Disgruntled Programmer Accused of Sabotaging Arcade Game Classic - alexyoung
https://threatpost.com/en_us/blogs/hack-mole-disgruntled-programmer-accused-sabotaging-arcade-game-classic-022511

======
pbhjpbhj
First and last para of the article:

" _Marvin Walter Wimberly, Jr., a sixty one year-old programmer and game board
designer has been charged by authorities in Florida with committing computer
crimes with the intent to defraud after his employer, game maker Bob's Space
Racers (BSR) uncovered an elaborate scheme in which popular arcade games were
programmed to self destruct._ "

" _Reached by phone, Wimberly said that the information contained in the
affadavit was inaccurate, but declined to comment further, citing the wishes
of his attorneys._ " [sic]

------
__david__
It's an interesting technique to drum up business in the short term, but it
seems ultimately self destructive--if the code you are responsible is dying
constantly then it just makes you look incompetent.

> In 2008, after changes to his consulting arrangement with the company, BSR
> offered Wimberly a job as a full time employee, hoping to replace his
> consulting fees with a salary.

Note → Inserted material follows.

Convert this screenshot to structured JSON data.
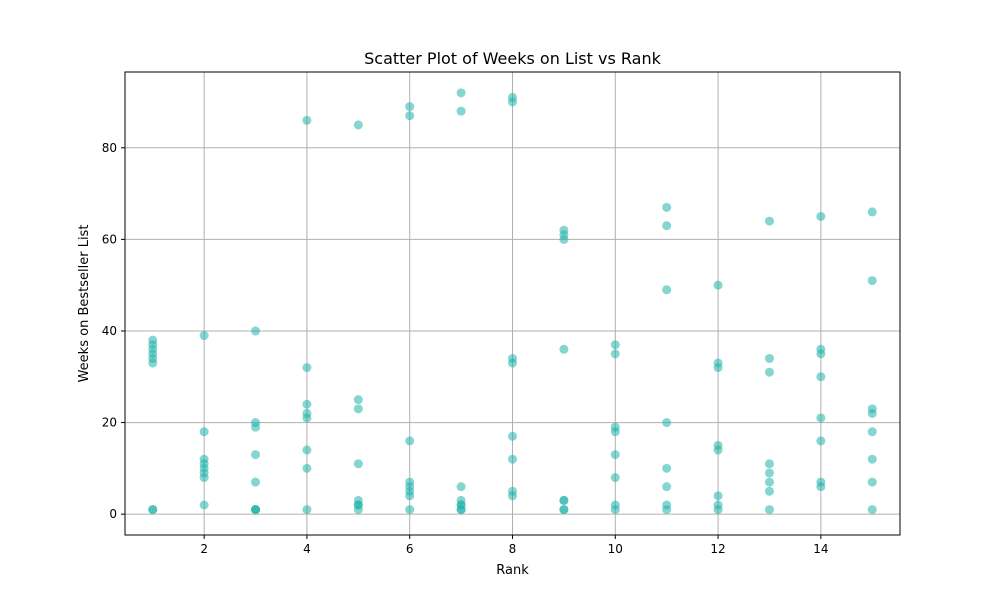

Wimberly rejected that offer and, instead,
> increased his fee for maintaining the games by 250%.

Wow, that's cut-throat! Though I suppose we don't know his rate before and
after (maybe he went from $10/hour to $35/hour).

------
tumult
Accused.

------
iwwr
That's a would-be SaaS programmer right there.

------
leon_
> The machine was later tested and found to contain a virus believed to have
> been created by Wimberly.

I bet his next step was to start an arcade anti virus company.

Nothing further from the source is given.